An open Letter To the Book of My Old Poems

I believe the time has come. The syllables that once stuck out of my brain disparagingly, have slowly submitted to the flames of occupational monotony. My words are all heavy, they carry their definitions like a burden; no elegance; like a verse read once too often. Rhyme schemes on graph sheets is not a good professional attitude, my laptop is filled with documents with poetic headlines; only. Any ache in the gut makes itself scarce after the first line, the pain has made peace with my body now, there is no place for you in my locked drawer anymore. I always wanted to chart my life with the poems I have written, but now I fear to lose out on the years, I have no poetry to account for. It is ridiculous how I expected the words to just keep coming to me like data finding the right loops back to the source; emotions are entropic and thus poetry.

I don’t want to open you in these parting moments, my language’s biography of me; every blue, grey, white, pink, turquoise, black sketched in metaphors; these seams that seem to rip my lines apart now, needn’t be reminded of times when the words fell in place and stayed there. And I don’t see this as giving up, maybe one day when the sun wakes up drenched in enough dew to shine rainbows on a summer morning, the ink in my pen will soak your pages again. Maybe at 2am, the project reports will blur my vision enough to be able to find meaning in the spaces between the numbers or the fan will rotate just fast enough to sweep away the layer of dust that shrouds the furnishings of my mind. But today you must depart from your hideaway.

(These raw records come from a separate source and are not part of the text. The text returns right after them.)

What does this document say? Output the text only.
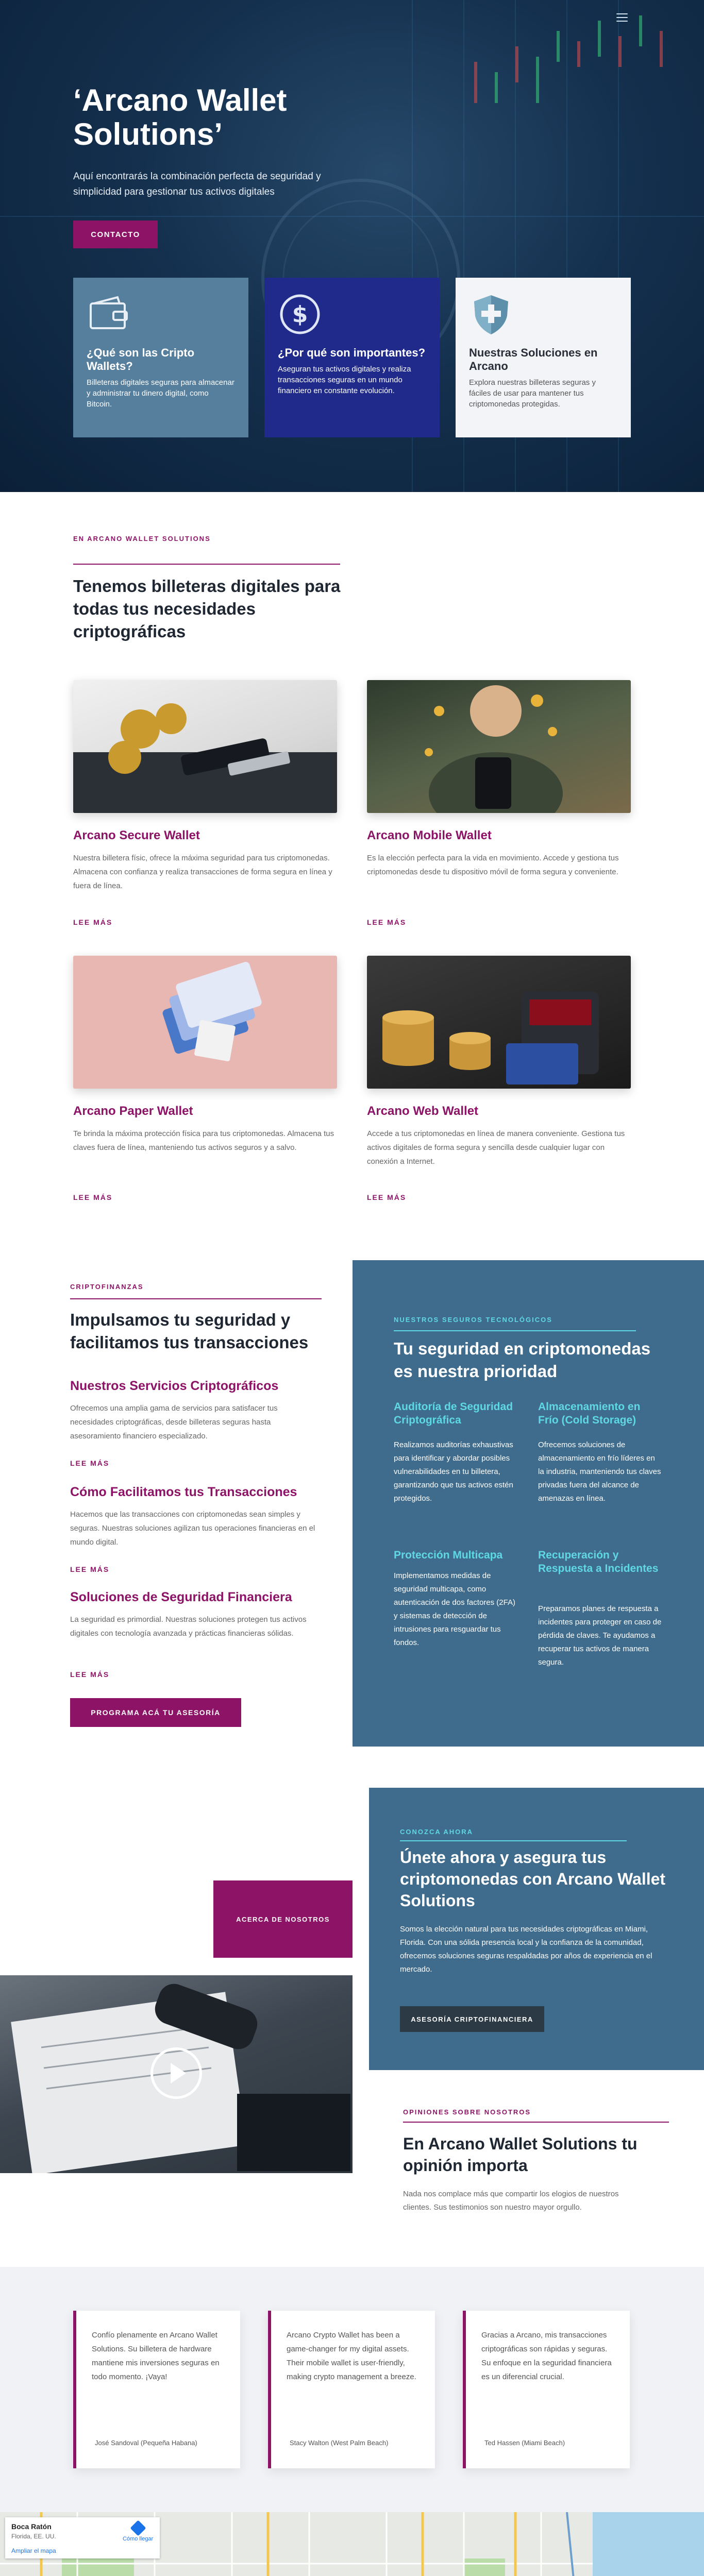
‘Arcano Wallet Solutions’

Aquí encontrarás la combinación perfecta de seguridad y simplicidad para gestionar tus activos digitales

CONTACTO
¿Qué son las Cripto Wallets?
Billeteras digitales seguras para almacenar y administrar tu dinero digital, como Bitcoin.
$
¿Por qué son importantes?
Aseguran tus activos digitales y realiza transacciones seguras en un mundo financiero en constante evolución.
Nuestras Soluciones en Arcano
Explora nuestras billeteras seguras y fáciles de usar para mantener tus criptomonedas protegidas.
EN ARCANO WALLET SOLUTIONS
Tenemos billeteras digitales para todas tus necesidades criptográficas
Arcano Secure Wallet
Nuestra billetera físic, ofrece la máxima seguridad para tus criptomonedas. Almacena con confianza y realiza transacciones de forma segura en línea y fuera de línea.
LEE MÁS
Arcano Mobile Wallet
Es la elección perfecta para la vida en movimiento. Accede y gestiona tus criptomonedas desde tu dispositivo móvil de forma segura y conveniente.
LEE MÁS
Arcano Paper Wallet
Te brinda la máxima protección física para tus criptomonedas. Almacena tus claves fuera de línea, manteniendo tus activos seguros y a salvo.
LEE MÁS
Arcano Web Wallet
Accede a tus criptomonedas en línea de manera conveniente. Gestiona tus activos digitales de forma segura y sencilla desde cualquier lugar con conexión a Internet.
LEE MÁS
CRIPTOFINANZAS
Impulsamos tu seguridad y facilitamos tus transacciones
Nuestros Servicios Criptográficos
Ofrecemos una amplia gama de servicios para satisfacer tus necesidades criptográficas, desde billeteras seguras hasta asesoramiento financiero especializado.
LEE MÁS
Cómo Facilitamos tus Transacciones
Hacemos que las transacciones con criptomonedas sean simples y seguras. Nuestras soluciones agilizan tus operaciones financieras en el mundo digital.
LEE MÁS
Soluciones de Seguridad Financiera
La seguridad es primordial. Nuestras soluciones protegen tus activos digitales con tecnología avanzada y prácticas financieras sólidas.
LEE MÁS
PROGRAMA ACÁ TU ASESORÍA
NUESTROS SEGUROS TECNOLÓGICOS
Tu seguridad en criptomonedas es nuestra prioridad
Auditoría de Seguridad Criptográfica
Realizamos auditorías exhaustivas para identificar y abordar posibles vulnerabilidades en tu billetera, garantizando que tus activos estén protegidos.
Almacenamiento en Frío (Cold Storage)
Ofrecemos soluciones de almacenamiento en frío líderes en la industria, manteniendo tus claves privadas fuera del alcance de amenazas en línea.
Protección Multicapa
Implementamos medidas de seguridad multicapa, como autenticación de dos factores (2FA) y sistemas de detección de intrusiones para resguardar tus fondos.
Recuperación y Respuesta a Incidentes
Preparamos planes de respuesta a incidentes para proteger en caso de pérdida de claves. Te ayudamos a recuperar tus activos de manera segura.
ACERCA DE NOSOTROS
CONOZCA AHORA
Únete ahora y asegura tus criptomonedas con Arcano Wallet Solutions
Somos la elección natural para tus necesidades criptográficas en Miami, Florida. Con una sólida presencia local y la confianza de la comunidad, ofrecemos soluciones seguras respaldadas por años de experiencia en el mercado.
ASESORÍA CRIPTOFINANCIERA
OPINIONES SOBRE NOSOTROS
En Arcano Wallet Solutions tu opinión importa

Nada nos complace más que compartir los elogios de nuestros clientes. Sus testimonios son nuestro mayor orgullo.

Confío plenamente en Arcano Wallet Solutions. Su billetera de hardware mantiene mis inversiones seguras en todo momento. ¡Vaya!
José Sandoval (Pequeña Habana)
Arcano Crypto Wallet has been a game-changer for my digital assets. Their mobile wallet is user-friendly, making crypto management a breeze.
Stacy Walton (West Palm Beach)
Gracias a Arcano, mis transacciones criptográficas son rápidas y seguras. Su enfoque en la seguridad financiera es un diferencial crucial.
Ted Hassen (Miami Beach)
Boca Ratón
Florida, EE. UU.
Ampliar el mapa
Cómo llegar
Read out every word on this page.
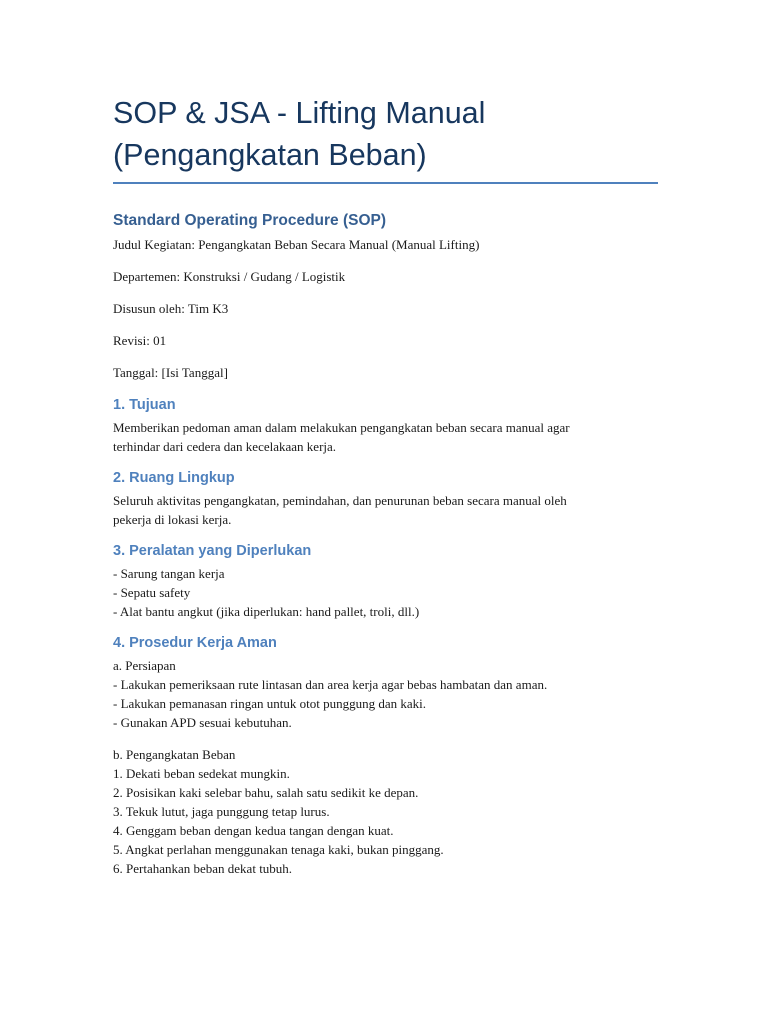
SOP & JSA - Lifting Manual
(Pengangkatan Beban)
Standard Operating Procedure (SOP)

Judul Kegiatan: Pengangkatan Beban Secara Manual (Manual Lifting)

Departemen: Konstruksi / Gudang / Logistik

Disusun oleh: Tim K3

Revisi: 01

Tanggal: [Isi Tanggal]

1. Tujuan

Memberikan pedoman aman dalam melakukan pengangkatan beban secara manual agar
terhindar dari cedera dan kecelakaan kerja.

2. Ruang Lingkup

Seluruh aktivitas pengangkatan, pemindahan, dan penurunan beban secara manual oleh
pekerja di lokasi kerja.

3. Peralatan yang Diperlukan

- Sarung tangan kerja
- Sepatu safety
- Alat bantu angkut (jika diperlukan: hand pallet, troli, dll.)

4. Prosedur Kerja Aman

a. Persiapan
- Lakukan pemeriksaan rute lintasan dan area kerja agar bebas hambatan dan aman.
- Lakukan pemanasan ringan untuk otot punggung dan kaki.
- Gunakan APD sesuai kebutuhan.

b. Pengangkatan Beban
1. Dekati beban sedekat mungkin.
2. Posisikan kaki selebar bahu, salah satu sedikit ke depan.
3. Tekuk lutut, jaga punggung tetap lurus.
4. Genggam beban dengan kedua tangan dengan kuat.
5. Angkat perlahan menggunakan tenaga kaki, bukan pinggang.
6. Pertahankan beban dekat tubuh.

From one locked drawer to another back at home, the journey of personal history must occur, perhaps to reorient the air around these young lines; twelve-year-old Sanjana wouldn’t be proud. But from this point onwards I want you to stop being the haunting red light of ‘It’s been months since you have written’ and instead be ‘Writing, like everything else, is best done at its own pace’. So, if I end up not being able to map my life in poetry, maybe I will just be one, with words a little too childish and pauses a little too long.